Fantasia e creatività richiedono una postura attiva: non solo assimilare ma anche elaborare. In uno studio (Meringoff et al., 1981) fu chiesto a un gruppo di bambini di illustrare con dei disegni una storia raccontata per radio, per televisione o attraverso un libro illustrato. Scopo dello studio era verificare quale tipo di immagini ciascuno di questi mezzi stimolasse. Emerse che la versione radiofonica, fatta soltanto di parole, stimolava i disegni più fantasiosi: i bambini traducevano in immagini una maggiore quantità di contenuti della storia e ne aggiungevano altri. I disegni dei bambini che avevano seguito la versione televisiva e le illustrazioni del libro erano invece aderenti alle immagini, essi trasponevano sul foglio ciò che avevano visto, ma non interpretavano. Le parole senza immagini avevano lasciato ai bambini del primo gruppo maggiore spazio per immaginare le situazioni e i personaggi raccontati e per collegarli secondo il proprio gusto e la propria sensibilità. Poiché in televisione è il flusso delle immagini a «legare» le scene tra di loro, il rischio per i bambini teledipendenti è che perdano l’abitudine di crearsi delle rappresentazioni mentali interne capaci di legare i vari elementi tra loro, di fare delle scelte e di compiere un lavoro mentale autonomo. Questo lavoro mentale autonomo è all’origine di una forma di piacere più evoluto e completo rispetto al piacere semplice e immediato di gioire per ciò che si vede sullo schermo, frutto della mente di altri. La prima di queste due forme di piacere nasce infatti da una creazione individuale che richiede un maggiore coinvolgimento personale e una maggiore «fatica», ma che in ultima analisi è più appagante e produttiva.
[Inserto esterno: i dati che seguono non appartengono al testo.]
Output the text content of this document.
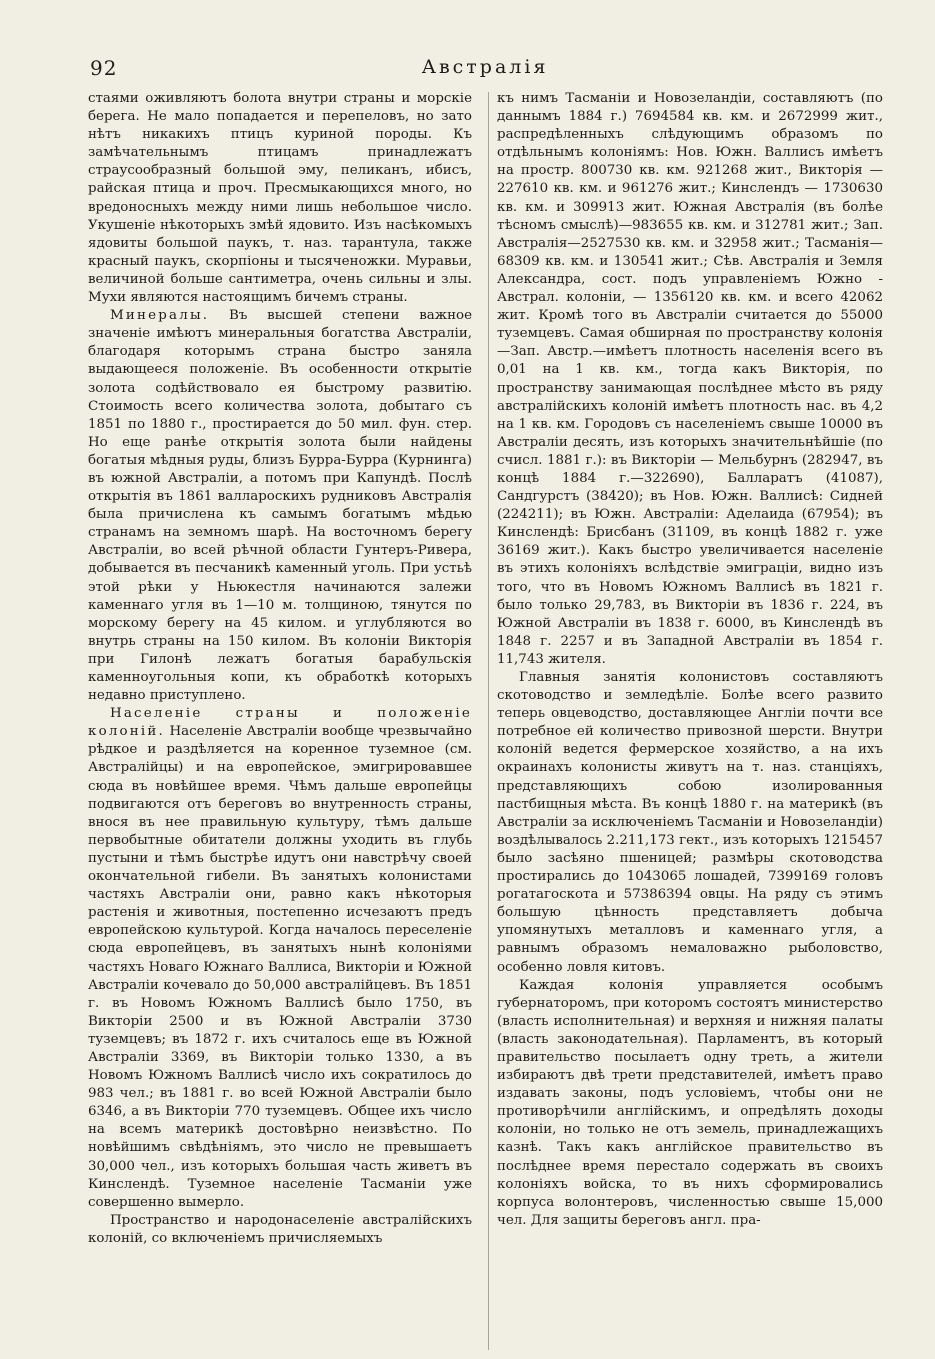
92	Австралія

стаями оживляютъ болота внутри страны и морскіе берега. Не мало попадается и перепеловъ, но зато нѣтъ никакихъ птицъ куриной породы. Къ замѣчательнымъ птицамъ принадлежатъ страусообразный большой эму, пеликанъ, ибисъ, райская птица и проч. Пресмыкающихся много, но вредоносныхъ между ними лишь небольшое число. Укушеніе нѣкоторыхъ змѣй ядовито. Изъ насѣкомыхъ ядовиты большой паукъ, т. наз. тарантула, также красный паукъ, скорпіоны и тысяченожки. Муравьи, величиной больше сантиметра, очень сильны и злы. Мухи являются настоящимъ бичемъ страны.

Минералы. Въ высшей степени важное значеніе имѣютъ минеральныя богатства Австраліи, благодаря которымъ страна быстро заняла выдающееся положеніе. Въ особенности открытіе золота содѣйствовало ея быстрому развитію. Стоимость всего количества золота, добытаго съ 1851 по 1880 г., простирается до 50 мил. фун. стер. Но еще ранѣе открытія золота были найдены богатыя мѣдныя руды, близъ Бурра-Бурра (Курнинга) въ южной Австраліи, а потомъ при Капундѣ. Послѣ открытія въ 1861 валлароскихъ рудниковъ Австралія была причислена къ самымъ богатымъ мѣдью странамъ на земномъ шарѣ. На восточномъ берегу Австраліи, во всей рѣчной области Гунтеръ-Ривера, добывается въ песчаникѣ каменный уголь. При устьѣ этой рѣки у Ньюкестля начинаются залежи каменнаго угля въ 1—10 м. толщиною, тянутся по морскому берегу на 45 килом. и углубляются во внутрь страны на 150 килом. Въ колоніи Викторія при Гилонѣ лежатъ богатыя барабульскія каменноугольныя копи, къ обработкѣ которыхъ недавно приступлено.

Населеніе страны и положеніе колоній. Населеніе Австраліи вообще чрезвычайно рѣдкое и раздѣляется на коренное туземное (см. Австралійцы) и на европейское, эмигрировавшее сюда въ новѣйшее время. Чѣмъ дальше европейцы подвигаются отъ береговъ во внутренность страны, внося въ нее правильную культуру, тѣмъ дальше первобытные обитатели должны уходить въ глубь пустыни и тѣмъ быстрѣе идутъ они навстрѣчу своей окончательной гибели. Въ занятыхъ колонистами частяхъ Австраліи они, равно какъ нѣкоторыя растенія и животныя, постепенно исчезаютъ предъ европейскою культурой. Когда началось переселеніе сюда европейцевъ, въ занятыхъ нынѣ колоніями частяхъ Новаго Южнаго Валлиса, Викторіи и Южной Австраліи кочевало до 50,000 австралійцевъ. Въ 1851 г. въ Новомъ Южномъ Валлисѣ было 1750, въ Викторіи 2500 и въ Южной Австраліи 3730 туземцевъ; въ 1872 г. ихъ считалось еще въ Южной Австраліи 3369, въ Викторіи только 1330, а въ Новомъ Южномъ Валлисѣ число ихъ сократилось до 983 чел.; въ 1881 г. во всей Южной Австраліи было 6346, а въ Викторіи 770 туземцевъ. Общее ихъ число на всемъ материкѣ достовѣрно неизвѣстно. По новѣйшимъ свѣдѣніямъ, это число не превышаетъ 30,000 чел., изъ которыхъ большая часть живетъ въ Кинслендѣ. Туземное населеніе Тасманіи уже совершенно вымерло.

Пространство и народонаселеніе австралійскихъ колоній, со включеніемъ причисляемыхъ

къ нимъ Тасманіи и Новозеландіи, составляютъ (по даннымъ 1884 г.) 7694584 кв. км. и 2672999 жит., распредѣленныхъ слѣдующимъ образомъ по отдѣльнымъ колоніямъ: Нов. Южн. Валлисъ имѣетъ на простр. 800730 кв. км. 921268 жит., Викторія — 227610 кв. км. и 961276 жит.; Кинслендъ — 1730630 кв. км. и 309913 жит. Южная Австралія (въ болѣе тѣсномъ смыслѣ)—983655 кв. км. и 312781 жит.; Зап. Австралія—2527530 кв. км. и 32958 жит.; Тасманія—68309 кв. км. и 130541 жит.; Сѣв. Австралія и Земля Александра, сост. подъ управленіемъ Южно - Австрал. колоніи, — 1356120 кв. км. и всего 42062 жит. Кромѣ того въ Австраліи считается до 55000 туземцевъ. Самая обширная по пространству колонія—Зап. Австр.—имѣетъ плотность населенія всего въ 0,01 на 1 кв. км., тогда какъ Викторія, по пространству занимающая послѣднее мѣсто въ ряду австралійскихъ колоній имѣетъ плотность нас. въ 4,2 на 1 кв. км. Городовъ съ населеніемъ свыше 10000 въ Австраліи десять, изъ которыхъ значительнѣйшіе (по счисл. 1881 г.): въ Викторіи — Мельбурнъ (282947, въ концѣ 1884 г.—322690), Балларатъ (41087), Сандгурстъ (38420); въ Нов. Южн. Валлисѣ: Сидней (224211); въ Южн. Австраліи: Аделаида (67954); въ Кинслендѣ: Брисбанъ (31109, въ концѣ 1882 г. уже 36169 жит.). Какъ быстро увеличивается населеніе въ этихъ колоніяхъ вслѣдствіе эмиграціи, видно изъ того, что въ Новомъ Южномъ Валлисѣ въ 1821 г. было только 29,783, въ Викторіи въ 1836 г. 224, въ Южной Австраліи въ 1838 г. 6000, въ Кинслендѣ въ 1848 г. 2257 и въ Западной Австраліи въ 1854 г. 11,743 жителя.

Главныя занятія колонистовъ составляютъ скотоводство и земледѣліе. Болѣе всего развито теперь овцеводство, доставляющее Англіи почти все потребное ей количество привозной шерсти. Внутри колоній ведется фермерское хозяйство, а на ихъ окраинахъ колонисты живутъ на т. наз. станціяхъ, представляющихъ собою изолированныя пастбищныя мѣста. Въ концѣ 1880 г. на материкѣ (въ Австраліи за исключеніемъ Тасманіи и Новозеландіи) воздѣлывалось 2.211,173 гект., изъ которыхъ 1215457 было засѣяно пшеницей; размѣры скотоводства простирались до 1043065 лошадей, 7399169 головъ рогатагоскота и 57386394 овцы. На ряду съ этимъ большую цѣнность представляетъ добыча упомянутыхъ металловъ и каменнаго угля, а равнымъ образомъ немаловажно рыболовство, особенно ловля китовъ.

Каждая колонія управляется особымъ губернаторомъ, при которомъ состоятъ министерство (власть исполнительная) и верхняя и нижняя палаты (власть законодательная). Парламентъ, въ который правительство посылаетъ одну треть, а жители избираютъ двѣ трети представителей, имѣетъ право издавать законы, подъ условіемъ, чтобы они не противорѣчили англійскимъ, и опредѣлять доходы колоніи, но только не отъ земель, принадлежащихъ казнѣ. Такъ какъ англійское правительство въ послѣднее время перестало содержать въ своихъ колоніяхъ войска, то въ нихъ сформировались корпуса волонтеровъ, численностью свыше 15,000 чел. Для защиты береговъ англ. пра-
Da grandi – spiega lo psichiatra ed esperto in media Stéphane Clerget preoccupato del potere di inibizione dell’immaginario che ha una eccessiva esposizione alla tv – i bambini che hanno conosciuto soltanto la seconda forma di piacere, non utilizzano che rappresentazioni mentali prefabbricate, non consumano che beni già prodotti, perdono la nozione di lavoro creativo legata a capacità di immaginazione sviluppate: «un po’ come questa nuova generazione di adulti ipernutriti di televisione che non cucinano, non comprano che piatti precucinati e non hanno ormai che il piacere di inghiottire» (2002, p. 56).
Il disegno, dunque, acquista un’importanza formativa nello sviluppo della personalità per svariati motivi: perché affina l’immaginazione; perché permette di rappresentare e partecipare al mondo circostante; perché consente al disegnatore di proporre quelli che sono i suoi problemi e di comunicarli; ma anche perché disegnando e dipingendo i bambini arrivano a elaborare e a esporre in maniera sintetica, ma non priva di dettagli significativi, le conoscenze che hanno acquisito e i soggetti e problemi che affiorano disordinatamente da più parti del mondo circostante e che loro riescono a isolare e a rappresentare con strutture più organiche. Questa forma spontanea di espressione è dunque anche uno strumento che consente di pensare il mondo e, rappresentandolo, di dargli forma e di mettervi ordine. Per tutti questi motivi i disegni infantili possono essere «letti» dagli adulti, che attraverso una attenta osservazione e con qualche opportuna domanda possono arrivare a comprendere aspetti importanti della crescita, della maturazione, del mondo interiore e dell’ambiente di vita del suo autore.